Затем автора первого евангелия упрекают за то, что он удвоил число действующих лиц и происшествий. Например, он говорит о двух слепых, прокаженных, бесноватых, тогда как Марк и Лука говорят лишь об одном, или говорит о двух случаях чудесного насыщения толпы, когда Лука и Иоанн упоминают лишь об одном подобном случае. Факт этот можно объяснить предположением, что автор первого евангелия находил в двух лежавших перед ним источниках один и тот же эпизод, рассказанный по-разному и при отличной обстановке, вследствие чего он каждый из рассказов принимал за особое событие и в таком виде включал его в свое евангелие.
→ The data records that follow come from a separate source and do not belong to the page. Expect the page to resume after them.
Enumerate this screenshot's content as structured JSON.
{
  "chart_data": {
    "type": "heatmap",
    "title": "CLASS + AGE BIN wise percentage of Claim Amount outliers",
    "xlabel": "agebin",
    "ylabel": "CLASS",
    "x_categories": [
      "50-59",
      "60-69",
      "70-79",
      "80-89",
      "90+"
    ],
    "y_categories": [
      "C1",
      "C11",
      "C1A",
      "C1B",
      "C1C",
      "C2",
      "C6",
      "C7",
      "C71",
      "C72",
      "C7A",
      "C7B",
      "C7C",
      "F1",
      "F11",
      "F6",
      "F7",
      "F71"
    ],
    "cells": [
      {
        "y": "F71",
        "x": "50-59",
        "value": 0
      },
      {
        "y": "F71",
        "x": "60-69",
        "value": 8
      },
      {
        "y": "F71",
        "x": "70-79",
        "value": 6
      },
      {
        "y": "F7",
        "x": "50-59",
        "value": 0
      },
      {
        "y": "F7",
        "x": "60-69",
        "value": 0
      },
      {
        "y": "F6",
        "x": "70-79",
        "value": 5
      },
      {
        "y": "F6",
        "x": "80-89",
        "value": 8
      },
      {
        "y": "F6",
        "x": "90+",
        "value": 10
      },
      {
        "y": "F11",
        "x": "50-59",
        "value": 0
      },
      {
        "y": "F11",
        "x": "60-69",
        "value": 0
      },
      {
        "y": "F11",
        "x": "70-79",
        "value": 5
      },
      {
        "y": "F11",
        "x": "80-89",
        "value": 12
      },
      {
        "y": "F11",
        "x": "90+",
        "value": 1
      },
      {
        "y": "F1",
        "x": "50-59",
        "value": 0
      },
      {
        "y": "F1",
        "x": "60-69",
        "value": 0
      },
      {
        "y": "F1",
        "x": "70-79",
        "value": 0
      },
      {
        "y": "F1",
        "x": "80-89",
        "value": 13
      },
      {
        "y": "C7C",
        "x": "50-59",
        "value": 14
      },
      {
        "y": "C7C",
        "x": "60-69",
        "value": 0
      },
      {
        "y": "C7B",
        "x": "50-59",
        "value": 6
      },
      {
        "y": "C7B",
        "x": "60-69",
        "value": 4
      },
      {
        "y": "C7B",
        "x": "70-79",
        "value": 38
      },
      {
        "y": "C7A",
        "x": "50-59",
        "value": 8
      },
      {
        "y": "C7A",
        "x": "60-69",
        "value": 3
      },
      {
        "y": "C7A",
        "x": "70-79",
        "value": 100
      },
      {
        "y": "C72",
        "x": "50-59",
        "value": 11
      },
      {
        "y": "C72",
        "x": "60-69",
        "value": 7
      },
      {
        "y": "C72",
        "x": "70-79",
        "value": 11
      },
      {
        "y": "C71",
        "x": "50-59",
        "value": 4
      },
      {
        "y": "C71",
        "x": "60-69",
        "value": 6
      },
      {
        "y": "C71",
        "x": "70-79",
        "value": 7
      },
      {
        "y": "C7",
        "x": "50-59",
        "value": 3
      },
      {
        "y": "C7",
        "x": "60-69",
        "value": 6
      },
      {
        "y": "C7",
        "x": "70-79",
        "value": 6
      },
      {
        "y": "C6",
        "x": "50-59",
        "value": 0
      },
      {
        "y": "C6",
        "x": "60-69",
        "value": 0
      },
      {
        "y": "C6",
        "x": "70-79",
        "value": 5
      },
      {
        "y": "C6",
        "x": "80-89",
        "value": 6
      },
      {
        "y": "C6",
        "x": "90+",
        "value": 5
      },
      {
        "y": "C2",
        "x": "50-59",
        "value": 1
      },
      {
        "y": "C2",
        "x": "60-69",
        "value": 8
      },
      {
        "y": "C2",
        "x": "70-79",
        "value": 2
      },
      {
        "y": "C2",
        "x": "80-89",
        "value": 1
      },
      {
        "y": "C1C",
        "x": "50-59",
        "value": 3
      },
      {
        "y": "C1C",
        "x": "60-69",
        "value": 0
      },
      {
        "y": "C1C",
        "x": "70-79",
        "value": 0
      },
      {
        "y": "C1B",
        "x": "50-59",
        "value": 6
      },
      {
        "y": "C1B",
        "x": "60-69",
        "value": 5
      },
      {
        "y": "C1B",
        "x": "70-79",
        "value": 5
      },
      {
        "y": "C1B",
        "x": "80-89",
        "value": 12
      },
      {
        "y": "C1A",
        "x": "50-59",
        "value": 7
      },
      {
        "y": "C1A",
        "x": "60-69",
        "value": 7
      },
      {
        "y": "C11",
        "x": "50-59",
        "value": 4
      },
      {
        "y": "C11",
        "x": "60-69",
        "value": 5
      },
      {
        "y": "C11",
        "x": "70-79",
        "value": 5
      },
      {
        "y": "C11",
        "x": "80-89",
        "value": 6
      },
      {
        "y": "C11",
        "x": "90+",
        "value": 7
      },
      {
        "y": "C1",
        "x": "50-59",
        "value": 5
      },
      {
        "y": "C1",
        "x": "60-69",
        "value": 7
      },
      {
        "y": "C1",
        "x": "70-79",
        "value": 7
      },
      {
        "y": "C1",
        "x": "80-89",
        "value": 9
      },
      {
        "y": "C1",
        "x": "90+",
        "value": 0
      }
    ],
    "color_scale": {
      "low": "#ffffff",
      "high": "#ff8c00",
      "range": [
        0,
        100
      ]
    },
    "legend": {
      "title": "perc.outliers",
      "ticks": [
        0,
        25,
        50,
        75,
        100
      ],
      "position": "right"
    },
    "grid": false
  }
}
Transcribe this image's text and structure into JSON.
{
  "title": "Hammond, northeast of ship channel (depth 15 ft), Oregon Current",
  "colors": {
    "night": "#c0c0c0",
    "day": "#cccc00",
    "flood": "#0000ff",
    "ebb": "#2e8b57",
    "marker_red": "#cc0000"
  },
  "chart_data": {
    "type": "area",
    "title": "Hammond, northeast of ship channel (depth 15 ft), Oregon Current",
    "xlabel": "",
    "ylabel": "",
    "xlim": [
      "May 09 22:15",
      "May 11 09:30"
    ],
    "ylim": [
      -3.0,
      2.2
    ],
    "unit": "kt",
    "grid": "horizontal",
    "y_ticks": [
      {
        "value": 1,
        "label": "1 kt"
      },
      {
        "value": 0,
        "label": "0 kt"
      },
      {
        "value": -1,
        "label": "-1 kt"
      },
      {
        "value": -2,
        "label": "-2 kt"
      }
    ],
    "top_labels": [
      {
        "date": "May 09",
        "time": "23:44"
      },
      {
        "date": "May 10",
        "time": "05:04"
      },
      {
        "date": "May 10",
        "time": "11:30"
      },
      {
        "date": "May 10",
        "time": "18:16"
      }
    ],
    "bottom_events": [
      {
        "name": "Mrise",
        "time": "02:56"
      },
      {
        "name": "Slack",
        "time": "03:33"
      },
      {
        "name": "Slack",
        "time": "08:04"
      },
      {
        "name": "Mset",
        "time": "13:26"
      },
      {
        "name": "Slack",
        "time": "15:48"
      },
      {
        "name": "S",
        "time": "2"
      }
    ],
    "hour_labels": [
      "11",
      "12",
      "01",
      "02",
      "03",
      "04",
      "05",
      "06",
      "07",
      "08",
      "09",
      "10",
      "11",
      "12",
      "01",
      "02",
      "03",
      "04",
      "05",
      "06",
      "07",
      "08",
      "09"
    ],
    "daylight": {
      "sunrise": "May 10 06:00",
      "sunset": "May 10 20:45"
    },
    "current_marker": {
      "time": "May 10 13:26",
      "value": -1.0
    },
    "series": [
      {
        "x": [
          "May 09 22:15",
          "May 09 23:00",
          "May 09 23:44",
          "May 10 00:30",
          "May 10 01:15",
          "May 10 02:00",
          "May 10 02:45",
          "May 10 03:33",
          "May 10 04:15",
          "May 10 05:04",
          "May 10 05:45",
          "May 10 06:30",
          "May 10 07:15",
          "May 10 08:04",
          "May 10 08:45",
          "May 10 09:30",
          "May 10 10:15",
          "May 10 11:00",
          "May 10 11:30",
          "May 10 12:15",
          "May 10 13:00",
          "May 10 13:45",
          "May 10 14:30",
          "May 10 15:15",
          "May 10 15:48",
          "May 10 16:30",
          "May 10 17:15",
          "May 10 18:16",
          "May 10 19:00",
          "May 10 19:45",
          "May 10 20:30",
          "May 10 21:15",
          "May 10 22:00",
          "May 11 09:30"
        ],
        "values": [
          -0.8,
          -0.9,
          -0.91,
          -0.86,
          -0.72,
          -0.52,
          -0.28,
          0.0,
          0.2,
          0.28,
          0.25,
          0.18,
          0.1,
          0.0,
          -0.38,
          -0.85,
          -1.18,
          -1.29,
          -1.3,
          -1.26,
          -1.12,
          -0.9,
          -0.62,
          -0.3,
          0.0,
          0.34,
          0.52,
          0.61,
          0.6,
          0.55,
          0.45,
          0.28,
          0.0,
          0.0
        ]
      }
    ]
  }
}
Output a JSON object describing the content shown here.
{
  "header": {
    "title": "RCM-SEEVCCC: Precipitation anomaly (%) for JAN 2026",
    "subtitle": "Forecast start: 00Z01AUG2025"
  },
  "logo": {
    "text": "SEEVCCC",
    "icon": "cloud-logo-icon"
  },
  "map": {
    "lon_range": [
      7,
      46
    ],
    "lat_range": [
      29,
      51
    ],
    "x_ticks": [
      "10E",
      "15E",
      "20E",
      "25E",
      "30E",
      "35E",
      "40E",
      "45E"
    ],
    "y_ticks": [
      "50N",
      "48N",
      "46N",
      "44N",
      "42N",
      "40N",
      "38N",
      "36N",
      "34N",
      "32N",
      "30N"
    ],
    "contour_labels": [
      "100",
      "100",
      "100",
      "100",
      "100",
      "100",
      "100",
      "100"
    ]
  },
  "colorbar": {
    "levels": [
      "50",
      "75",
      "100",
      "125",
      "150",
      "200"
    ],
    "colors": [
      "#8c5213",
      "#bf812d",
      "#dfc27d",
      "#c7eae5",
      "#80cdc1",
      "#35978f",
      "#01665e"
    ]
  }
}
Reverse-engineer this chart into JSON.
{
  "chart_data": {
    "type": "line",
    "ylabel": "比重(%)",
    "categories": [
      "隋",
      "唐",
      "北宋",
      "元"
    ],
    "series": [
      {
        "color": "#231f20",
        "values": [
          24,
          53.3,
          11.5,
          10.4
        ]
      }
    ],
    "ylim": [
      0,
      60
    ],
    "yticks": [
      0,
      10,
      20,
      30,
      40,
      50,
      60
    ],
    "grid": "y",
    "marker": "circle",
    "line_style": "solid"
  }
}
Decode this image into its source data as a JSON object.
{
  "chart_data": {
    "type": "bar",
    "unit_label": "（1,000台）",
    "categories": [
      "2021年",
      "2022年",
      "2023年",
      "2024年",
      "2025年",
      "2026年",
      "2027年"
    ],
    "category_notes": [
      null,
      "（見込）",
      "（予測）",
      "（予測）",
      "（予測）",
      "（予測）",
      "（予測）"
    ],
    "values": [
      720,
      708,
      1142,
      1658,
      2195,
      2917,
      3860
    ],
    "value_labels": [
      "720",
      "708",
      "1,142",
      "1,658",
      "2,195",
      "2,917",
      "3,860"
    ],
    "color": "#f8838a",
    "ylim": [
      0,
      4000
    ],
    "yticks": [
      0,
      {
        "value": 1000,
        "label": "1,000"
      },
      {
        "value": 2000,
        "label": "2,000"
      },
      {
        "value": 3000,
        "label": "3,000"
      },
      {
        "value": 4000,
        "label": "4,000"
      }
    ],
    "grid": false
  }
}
Так ошибаться, разумеется, мог только человек, который самолично не видал сообщаемых им фактов, но это еще не дает нам права утверждать, что очевидцем или человеком, рассказывавшим со слов очевидца, является такой человек, который, подобно Луке и Иоанну, был осторожнее и не делал такого рода явных ошибок.
Далее, четвертого евангелиста, как и первого, можно упрекнуть за то что в свое историческое повествование он включал отрывки из пророчеств, которых он, видимо, не понимал. Матфей (21:7) рассказывает, что Иисус въезжал в Иерусалим на двух ослах (ослице и осленке), а это показывает, что он неправильно понял слова пророка Захарии (9:9). Точно таким непониманием слов псалма 21 (19) объясняется и тот факт, что Иоанн (19:23-24), в отличие от прочих евангелистов, рассказывает о дележе одежд Иисуса и о метании жребия о хитоне его, как о двух отдельных актах.